Carl set out to find why the San Diego chargers had yet another bad 2011 season, winning fewer games than their talent and scoring would otherwise suggest,

“What’s frustrating about San Diego’s poor starts in recent seasons isn’t just that the team appears to have had too much talent to lose so many early games. It’s that the Chargers also outscore opponents by too much to explain their relatively poor record.”

Carl’s hypothesis, a team’s winning percentage for the season must be highly correlated with its cumulative  (for the season) margin of victory.

Win percentage =   Constant + Slope  X  Cumulative margin of victory

Note that this is not a predictive model about next game nor about whether a team will have winning season. It is simply a model of expected Win percentage  given the cumulative scores. No causation whatsoever is implied. Unlike the faulty model we saw, data already exist and not coded after the fact.

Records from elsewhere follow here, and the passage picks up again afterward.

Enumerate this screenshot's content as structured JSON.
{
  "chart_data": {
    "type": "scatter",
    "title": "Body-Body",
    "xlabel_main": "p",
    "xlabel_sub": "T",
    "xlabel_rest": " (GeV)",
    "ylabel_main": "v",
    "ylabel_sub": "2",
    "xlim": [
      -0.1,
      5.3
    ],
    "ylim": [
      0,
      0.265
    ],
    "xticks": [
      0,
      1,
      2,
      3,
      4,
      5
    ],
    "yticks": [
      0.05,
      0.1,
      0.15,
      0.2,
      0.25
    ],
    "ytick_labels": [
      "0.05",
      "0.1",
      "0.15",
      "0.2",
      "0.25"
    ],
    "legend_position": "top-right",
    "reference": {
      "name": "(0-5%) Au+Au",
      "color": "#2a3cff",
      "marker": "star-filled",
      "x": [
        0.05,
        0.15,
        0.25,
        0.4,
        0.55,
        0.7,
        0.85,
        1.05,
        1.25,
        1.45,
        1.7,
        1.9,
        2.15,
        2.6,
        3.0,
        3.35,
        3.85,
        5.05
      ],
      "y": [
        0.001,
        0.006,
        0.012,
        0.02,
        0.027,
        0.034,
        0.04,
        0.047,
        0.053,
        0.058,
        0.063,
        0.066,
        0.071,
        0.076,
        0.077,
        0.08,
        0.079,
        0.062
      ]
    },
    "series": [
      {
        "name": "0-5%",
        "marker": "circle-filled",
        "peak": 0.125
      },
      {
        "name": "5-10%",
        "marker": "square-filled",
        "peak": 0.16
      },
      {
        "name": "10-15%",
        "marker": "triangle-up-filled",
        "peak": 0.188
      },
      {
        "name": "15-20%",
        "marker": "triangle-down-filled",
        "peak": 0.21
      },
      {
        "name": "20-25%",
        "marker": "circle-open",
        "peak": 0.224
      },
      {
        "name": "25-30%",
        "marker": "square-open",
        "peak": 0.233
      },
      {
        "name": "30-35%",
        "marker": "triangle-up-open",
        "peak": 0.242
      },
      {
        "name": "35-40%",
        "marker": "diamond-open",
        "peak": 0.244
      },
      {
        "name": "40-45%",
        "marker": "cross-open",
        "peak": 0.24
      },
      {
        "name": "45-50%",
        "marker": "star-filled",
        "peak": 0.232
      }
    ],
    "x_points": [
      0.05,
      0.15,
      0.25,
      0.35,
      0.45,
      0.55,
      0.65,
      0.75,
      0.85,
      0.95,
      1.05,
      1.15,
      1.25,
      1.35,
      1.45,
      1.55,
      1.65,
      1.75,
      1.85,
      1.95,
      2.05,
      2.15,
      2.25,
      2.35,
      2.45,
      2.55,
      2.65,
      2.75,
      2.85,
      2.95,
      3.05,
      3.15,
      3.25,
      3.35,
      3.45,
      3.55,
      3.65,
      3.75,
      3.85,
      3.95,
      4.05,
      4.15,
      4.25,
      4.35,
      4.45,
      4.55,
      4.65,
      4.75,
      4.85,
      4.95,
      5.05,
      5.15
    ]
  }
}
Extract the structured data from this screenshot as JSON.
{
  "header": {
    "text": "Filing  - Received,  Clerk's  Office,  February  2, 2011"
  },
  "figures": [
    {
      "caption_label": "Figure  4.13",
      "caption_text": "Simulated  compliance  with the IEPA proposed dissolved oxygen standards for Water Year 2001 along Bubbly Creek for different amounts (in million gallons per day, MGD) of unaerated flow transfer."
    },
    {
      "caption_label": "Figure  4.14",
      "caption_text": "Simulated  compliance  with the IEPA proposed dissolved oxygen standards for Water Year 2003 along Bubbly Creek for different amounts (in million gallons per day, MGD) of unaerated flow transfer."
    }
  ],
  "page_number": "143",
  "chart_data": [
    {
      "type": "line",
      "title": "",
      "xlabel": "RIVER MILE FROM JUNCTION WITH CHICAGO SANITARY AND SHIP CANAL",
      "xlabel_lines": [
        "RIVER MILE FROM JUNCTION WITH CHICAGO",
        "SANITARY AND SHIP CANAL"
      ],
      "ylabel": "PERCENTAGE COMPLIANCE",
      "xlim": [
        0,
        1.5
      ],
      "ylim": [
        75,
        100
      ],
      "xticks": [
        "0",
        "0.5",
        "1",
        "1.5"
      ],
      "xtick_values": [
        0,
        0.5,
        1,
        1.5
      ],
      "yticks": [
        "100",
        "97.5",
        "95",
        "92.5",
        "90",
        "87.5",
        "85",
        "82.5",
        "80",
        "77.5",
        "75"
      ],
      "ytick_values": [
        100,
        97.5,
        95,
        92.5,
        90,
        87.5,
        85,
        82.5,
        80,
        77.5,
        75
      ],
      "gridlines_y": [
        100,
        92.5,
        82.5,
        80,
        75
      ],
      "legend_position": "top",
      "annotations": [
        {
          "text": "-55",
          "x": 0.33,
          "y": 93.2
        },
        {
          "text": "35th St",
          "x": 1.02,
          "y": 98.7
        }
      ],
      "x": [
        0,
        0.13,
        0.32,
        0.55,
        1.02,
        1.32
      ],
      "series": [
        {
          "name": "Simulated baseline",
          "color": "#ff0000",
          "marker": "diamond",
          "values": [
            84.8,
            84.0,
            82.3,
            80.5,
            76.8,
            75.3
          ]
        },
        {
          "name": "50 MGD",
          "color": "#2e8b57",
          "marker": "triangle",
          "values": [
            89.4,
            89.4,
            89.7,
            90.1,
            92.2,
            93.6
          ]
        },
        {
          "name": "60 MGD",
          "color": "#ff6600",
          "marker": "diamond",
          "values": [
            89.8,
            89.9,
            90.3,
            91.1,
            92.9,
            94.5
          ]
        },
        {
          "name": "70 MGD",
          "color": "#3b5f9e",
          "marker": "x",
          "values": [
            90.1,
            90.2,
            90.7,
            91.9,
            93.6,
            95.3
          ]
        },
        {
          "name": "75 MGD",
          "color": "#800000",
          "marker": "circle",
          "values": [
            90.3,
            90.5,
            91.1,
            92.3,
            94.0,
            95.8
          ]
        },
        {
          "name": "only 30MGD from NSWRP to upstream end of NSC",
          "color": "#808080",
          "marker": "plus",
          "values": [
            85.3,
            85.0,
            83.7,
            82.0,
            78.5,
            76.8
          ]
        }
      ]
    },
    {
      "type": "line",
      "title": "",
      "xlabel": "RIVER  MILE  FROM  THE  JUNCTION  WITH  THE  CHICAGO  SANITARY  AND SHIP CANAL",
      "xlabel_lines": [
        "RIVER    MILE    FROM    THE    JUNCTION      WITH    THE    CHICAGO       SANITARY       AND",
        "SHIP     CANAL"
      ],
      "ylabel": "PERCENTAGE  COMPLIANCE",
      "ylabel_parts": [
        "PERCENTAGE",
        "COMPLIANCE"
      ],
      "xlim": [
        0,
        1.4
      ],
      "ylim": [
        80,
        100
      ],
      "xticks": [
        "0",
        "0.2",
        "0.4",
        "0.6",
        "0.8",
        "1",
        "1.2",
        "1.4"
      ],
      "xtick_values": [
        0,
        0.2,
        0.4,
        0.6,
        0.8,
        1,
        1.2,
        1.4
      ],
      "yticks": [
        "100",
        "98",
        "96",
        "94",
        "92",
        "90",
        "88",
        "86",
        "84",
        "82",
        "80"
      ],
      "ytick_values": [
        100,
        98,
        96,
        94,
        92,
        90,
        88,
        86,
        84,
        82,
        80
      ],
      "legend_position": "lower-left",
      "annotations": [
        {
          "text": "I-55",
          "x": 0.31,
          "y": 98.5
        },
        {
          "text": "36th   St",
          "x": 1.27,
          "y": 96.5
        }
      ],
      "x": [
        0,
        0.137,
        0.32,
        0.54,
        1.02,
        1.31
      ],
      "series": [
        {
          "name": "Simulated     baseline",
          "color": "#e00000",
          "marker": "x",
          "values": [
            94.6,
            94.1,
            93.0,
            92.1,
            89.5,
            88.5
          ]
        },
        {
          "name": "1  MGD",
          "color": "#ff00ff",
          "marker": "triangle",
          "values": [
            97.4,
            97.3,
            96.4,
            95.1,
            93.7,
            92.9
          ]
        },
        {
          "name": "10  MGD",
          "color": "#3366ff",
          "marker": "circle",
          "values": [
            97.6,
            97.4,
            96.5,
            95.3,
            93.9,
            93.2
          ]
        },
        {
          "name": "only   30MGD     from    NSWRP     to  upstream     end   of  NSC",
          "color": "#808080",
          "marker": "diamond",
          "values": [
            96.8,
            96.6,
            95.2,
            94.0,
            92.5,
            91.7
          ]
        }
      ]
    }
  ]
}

How you would use the model?

At mid-season you enter a team’s cumulative margin of victory (total points scored less total points against) and find the Win percentage suggested by the model. If the actual number is significantly lower than the one suggested by the model, as in the case of 2011 San Diego chargers, you look for explanations for the poor record. At the outset it signals wide variance in team’s performance – when they win, they win big and when they lose they lose the close ones. Then you look for reasons and fix them.

This example is by far the best out there in correct usage of regression, which by definition means looking backwards. This model only looks backwards and it does not predict the future based on past events. And in doing so it treats regression for what it is, correlation and hence accounts for all kinds of biases.